We all rushed to the rail, but the boat was already too far ahead of the splash and Fielding, writhing in the water, was already changing back to what he had been before. Then he dove and vanished.
“He’s gone,” Quinton muttered.
“He said, ‘It’s them.’ The merfolk?” Solis asked.
“If so, then I now know a lot more than I did a minute ago,” I said.
Both of the men looked at me. I stared for a moment longer at the receding spot where Fielding had sunk out of sight. I didn’t feel as bad as I thought I should have. I turned back to the men.
“Everywhere we’ve seen the paranormal traces of this case I’ve seen the same energetic residue, the same color.

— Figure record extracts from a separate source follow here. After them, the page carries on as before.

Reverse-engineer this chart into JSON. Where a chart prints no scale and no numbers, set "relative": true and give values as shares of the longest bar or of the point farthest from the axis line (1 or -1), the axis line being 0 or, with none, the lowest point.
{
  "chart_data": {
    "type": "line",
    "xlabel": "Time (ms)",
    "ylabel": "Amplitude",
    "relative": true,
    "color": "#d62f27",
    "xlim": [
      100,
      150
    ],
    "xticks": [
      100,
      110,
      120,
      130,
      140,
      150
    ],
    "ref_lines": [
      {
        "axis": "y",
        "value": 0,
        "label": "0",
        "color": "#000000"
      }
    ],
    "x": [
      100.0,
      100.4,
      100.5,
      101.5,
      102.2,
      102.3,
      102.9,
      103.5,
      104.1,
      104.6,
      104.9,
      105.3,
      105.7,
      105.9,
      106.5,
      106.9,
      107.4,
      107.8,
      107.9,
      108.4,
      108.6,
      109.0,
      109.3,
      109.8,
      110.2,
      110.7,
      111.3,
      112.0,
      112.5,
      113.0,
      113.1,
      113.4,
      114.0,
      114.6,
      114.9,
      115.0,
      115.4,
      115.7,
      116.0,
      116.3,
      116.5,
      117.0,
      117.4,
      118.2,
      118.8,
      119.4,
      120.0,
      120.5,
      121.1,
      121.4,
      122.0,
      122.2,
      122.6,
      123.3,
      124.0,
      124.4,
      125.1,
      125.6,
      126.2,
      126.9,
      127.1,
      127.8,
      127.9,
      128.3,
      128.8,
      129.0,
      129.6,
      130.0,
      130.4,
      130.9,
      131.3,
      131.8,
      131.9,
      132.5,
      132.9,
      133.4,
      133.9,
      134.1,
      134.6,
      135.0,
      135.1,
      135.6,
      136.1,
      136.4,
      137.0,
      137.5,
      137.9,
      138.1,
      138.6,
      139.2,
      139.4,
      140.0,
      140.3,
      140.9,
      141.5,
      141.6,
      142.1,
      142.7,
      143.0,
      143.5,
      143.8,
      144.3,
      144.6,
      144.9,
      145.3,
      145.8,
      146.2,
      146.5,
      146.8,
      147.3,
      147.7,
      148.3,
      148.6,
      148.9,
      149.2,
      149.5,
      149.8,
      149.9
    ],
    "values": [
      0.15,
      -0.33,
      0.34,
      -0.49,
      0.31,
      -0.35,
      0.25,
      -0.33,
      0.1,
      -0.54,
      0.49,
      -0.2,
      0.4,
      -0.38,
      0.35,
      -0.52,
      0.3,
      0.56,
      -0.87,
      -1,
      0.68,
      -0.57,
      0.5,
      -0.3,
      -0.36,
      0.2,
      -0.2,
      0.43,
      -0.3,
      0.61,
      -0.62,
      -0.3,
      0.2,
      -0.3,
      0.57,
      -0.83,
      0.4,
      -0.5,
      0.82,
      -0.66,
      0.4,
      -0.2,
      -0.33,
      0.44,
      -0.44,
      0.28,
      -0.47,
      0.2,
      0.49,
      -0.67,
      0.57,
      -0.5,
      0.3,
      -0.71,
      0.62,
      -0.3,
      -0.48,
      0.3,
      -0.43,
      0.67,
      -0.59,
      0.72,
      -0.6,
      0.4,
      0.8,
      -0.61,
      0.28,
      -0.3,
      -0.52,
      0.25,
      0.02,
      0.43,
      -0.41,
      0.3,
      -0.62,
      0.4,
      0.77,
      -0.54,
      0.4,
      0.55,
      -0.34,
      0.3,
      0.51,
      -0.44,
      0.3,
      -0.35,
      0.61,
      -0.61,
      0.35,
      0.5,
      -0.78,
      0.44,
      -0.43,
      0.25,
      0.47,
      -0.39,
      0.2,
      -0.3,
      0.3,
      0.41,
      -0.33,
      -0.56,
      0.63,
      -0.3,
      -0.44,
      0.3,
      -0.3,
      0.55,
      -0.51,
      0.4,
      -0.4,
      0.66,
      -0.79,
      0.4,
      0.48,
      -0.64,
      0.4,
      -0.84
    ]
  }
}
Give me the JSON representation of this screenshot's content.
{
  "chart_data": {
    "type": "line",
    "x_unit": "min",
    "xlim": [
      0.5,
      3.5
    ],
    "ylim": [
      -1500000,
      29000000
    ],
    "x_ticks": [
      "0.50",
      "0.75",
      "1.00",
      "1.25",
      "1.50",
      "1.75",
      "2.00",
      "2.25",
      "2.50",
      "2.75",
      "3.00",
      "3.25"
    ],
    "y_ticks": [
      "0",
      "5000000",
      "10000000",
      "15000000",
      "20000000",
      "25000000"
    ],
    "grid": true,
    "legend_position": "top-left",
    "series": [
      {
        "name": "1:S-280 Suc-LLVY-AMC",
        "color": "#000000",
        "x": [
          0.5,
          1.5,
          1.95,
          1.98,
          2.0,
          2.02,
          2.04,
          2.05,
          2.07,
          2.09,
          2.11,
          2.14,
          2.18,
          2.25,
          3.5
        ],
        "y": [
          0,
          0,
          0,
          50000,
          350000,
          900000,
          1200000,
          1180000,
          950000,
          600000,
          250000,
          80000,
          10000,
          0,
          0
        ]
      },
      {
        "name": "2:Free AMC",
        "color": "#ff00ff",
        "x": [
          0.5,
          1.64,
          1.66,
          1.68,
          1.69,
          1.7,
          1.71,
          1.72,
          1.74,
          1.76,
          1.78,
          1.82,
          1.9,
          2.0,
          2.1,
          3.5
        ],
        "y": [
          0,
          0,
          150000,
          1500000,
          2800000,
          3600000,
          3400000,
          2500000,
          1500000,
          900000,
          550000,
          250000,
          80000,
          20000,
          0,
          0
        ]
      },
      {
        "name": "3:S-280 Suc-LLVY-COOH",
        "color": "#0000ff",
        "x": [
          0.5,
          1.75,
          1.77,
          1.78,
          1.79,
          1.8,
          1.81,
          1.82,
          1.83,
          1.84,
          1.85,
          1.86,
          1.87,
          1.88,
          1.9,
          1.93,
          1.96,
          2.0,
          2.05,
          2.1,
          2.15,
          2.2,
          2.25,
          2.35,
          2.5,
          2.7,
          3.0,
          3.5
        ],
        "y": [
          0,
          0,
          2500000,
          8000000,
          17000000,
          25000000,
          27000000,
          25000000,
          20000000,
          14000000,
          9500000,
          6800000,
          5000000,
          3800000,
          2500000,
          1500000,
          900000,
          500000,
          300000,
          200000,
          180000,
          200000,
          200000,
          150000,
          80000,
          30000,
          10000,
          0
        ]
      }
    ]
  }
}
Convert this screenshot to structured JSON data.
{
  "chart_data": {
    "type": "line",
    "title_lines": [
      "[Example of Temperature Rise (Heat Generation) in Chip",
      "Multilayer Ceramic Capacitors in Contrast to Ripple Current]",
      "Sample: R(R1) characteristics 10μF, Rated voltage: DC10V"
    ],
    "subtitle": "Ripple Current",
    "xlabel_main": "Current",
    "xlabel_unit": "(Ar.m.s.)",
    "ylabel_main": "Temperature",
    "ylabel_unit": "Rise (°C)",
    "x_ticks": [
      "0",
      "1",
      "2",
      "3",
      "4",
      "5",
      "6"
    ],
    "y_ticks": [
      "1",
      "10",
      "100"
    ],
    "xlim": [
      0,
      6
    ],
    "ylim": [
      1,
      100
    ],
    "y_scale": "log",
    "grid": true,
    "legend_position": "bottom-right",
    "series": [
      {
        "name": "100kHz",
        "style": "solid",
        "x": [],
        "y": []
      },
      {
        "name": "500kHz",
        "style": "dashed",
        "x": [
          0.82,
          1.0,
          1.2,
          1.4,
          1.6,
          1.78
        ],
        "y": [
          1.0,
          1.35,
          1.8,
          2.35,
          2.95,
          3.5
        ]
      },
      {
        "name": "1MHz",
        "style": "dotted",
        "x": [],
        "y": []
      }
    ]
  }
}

A sort of dirty grayish green. I saw it at Reeve’s place when he had his heart attack and I saw it again at the hospital where he died. I saw it yesterday at Seawitch and also at Pleiades. I saw it just now on Fielding, but I’m sorry to say I wrote it off as an aura shift that usually indicates a lie. But that’s what forced him off the boat—that energy. I think he could have stayed, but it might have killed him. It’s not from the dobhar-chú, because it attacked him before at the marina and he said the water hounds aren’t magicians—though he could very well be lying about that and he’s certainly lying about the events of Seawitch’s last night. But if that stuff was what was attacking Reeve the first time I saw it, then the creature I saw at Reeve’s must have been either Fielding or one of his dobhar-chú cousins trying to protect Reeve. Either way, the party responsible for Reeve’s death is one of the merfolk.”